I’ve been a lesbian since I was four.  But knowingly, since I was six.  Knowing, full out, I love women.  I’ve been working with children for 18 years and I’ve been out since I was a teenager.  I dated women in 1971, 1970 on.  I have lost many jobs.  I’ve lost many jobs, not because I’m incompetent, not because I’m not intelligent, not because I’m not able to do the work.  I lost the jobs because I am an out lesbian, because I deliberately and slowly took my time to open up to people who would eventually shun me and push me out. 


I was kicked out of my home when I was 16.  We lived in a very posh area in San Dimas and I came home after receiving a letter from a girlfriend and found all of my furniture – all of my clothing rather – thrown out on the front lawn. 


I joined ULOAH in 1990.  I stood up and said I will stand for women wherever we are in whatever kind of meeting capacity we have.  I stepped onto the board.  I worked my behind off.  I fought with my sisters.  I loved my sisters.  I hated my sisters.  I grew up with my sisters and in the process of growing up what I found was I love myself and what I found was my value in the community was far greater than what I could see about me being a lesbian.  What I found out was – you know what?  My journey is really not about me.  It’s really not.  It’s about what I can give and what I can give back but mainly, what I can give and how I am able to receive it.  It’s been a really long, hard journey. 


I’m 43, I’m single, I’ve been in long term relationships – 18 years of them – long term, short term, we know how that works.  But, it’s been a long journey.  It’s not been easy.  It’s not easy when somebody tells you “you’re not employed here anymore, go find something else.”  It’s not easy when you’re blacklisted.  It’s not easy when your family shuns you.  It’s not easy when you wake up and you don’t have anybody to turn to.  It’s on you.  So, yeah, we need to mobilize.  We need to come together so that when a woman is shunned, and a woman is pushed out, be it from her family or from her employment, or from the woman that she’s fallen in love with who cannot do the journey any longer, who also needs support and from the children in that relationship that also need the support, that’s when we really need to come together.  When a sister says “hey, help, my partner is leaving,” or “hey, help, my kid’s pooped in his pants because he doesn’t know how to deal the fact that mom’s a lesbian.”  We really need to be able to mobilize on that level and that level will save us I do believe. 

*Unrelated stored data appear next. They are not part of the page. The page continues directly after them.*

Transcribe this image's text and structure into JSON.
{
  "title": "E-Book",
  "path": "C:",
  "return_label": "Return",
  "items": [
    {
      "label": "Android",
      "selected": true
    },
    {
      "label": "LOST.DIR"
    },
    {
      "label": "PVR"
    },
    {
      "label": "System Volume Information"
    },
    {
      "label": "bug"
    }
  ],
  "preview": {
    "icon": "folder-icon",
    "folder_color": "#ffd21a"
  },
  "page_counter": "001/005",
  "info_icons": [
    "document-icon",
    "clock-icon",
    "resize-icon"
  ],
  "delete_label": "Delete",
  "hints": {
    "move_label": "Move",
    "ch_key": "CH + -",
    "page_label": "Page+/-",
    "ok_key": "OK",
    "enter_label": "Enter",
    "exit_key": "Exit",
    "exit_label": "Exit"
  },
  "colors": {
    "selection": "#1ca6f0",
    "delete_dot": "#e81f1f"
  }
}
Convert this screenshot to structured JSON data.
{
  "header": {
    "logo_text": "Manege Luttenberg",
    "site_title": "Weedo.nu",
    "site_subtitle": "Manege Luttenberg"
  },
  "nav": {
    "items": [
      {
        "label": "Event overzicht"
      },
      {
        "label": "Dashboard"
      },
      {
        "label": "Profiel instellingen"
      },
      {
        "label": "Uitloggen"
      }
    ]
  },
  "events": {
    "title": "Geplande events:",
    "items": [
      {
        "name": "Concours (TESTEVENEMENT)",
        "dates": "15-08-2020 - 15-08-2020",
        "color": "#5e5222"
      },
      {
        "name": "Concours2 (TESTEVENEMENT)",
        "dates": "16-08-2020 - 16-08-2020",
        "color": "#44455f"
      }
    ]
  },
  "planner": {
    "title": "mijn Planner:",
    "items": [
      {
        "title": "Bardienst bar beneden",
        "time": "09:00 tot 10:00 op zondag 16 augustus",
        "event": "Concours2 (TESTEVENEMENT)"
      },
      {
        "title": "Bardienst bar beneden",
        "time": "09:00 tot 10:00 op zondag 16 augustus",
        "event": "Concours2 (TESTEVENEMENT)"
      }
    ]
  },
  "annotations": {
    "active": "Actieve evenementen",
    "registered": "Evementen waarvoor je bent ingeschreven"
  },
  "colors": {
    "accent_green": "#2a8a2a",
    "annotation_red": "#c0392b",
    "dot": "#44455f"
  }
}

I do believe we, as a community, need to have more meetings like these for both young and old.  The issue of marriage equality brought some of us together to exchange and share ideas.  We also had a chance to bring to the surface issues that are equally relevant to all of us as Black lesbians.  As this was supposed to be a discussion on marriage equality, other issues arose that are equally relevant and these issues need to be addressed in order for us to mobilize and move on toward the common goal of marriage equality.  We need to address issues of fear, visibility, support, or the lack thereof, passing the torch to younger members in our community, being role models, and we need to share.  We need to share our experiences and thoughts – good and bad – with each other.  I felt it was a very productive meeting and I thoroughly enjoyed both the meeting and the conversation I had afterward with D. Lisa Powell and Cabrini, as we continued conversing on how we’re seen and/or perceived by those within and outside of our community. 

There will be another similar meeting at Unity Fellowship Church in Los Angeles on September 27, 2004.  This event will be moderated by Sylvia Rhue of the California Freedom to Marry Coalition.  More details are forthcoming.  I will say this though; I loved Sylvia Rhue’s ending to the meeting which came in the form of a question:  What country was first in honoring same sex marriages?  The answer is Swaziland.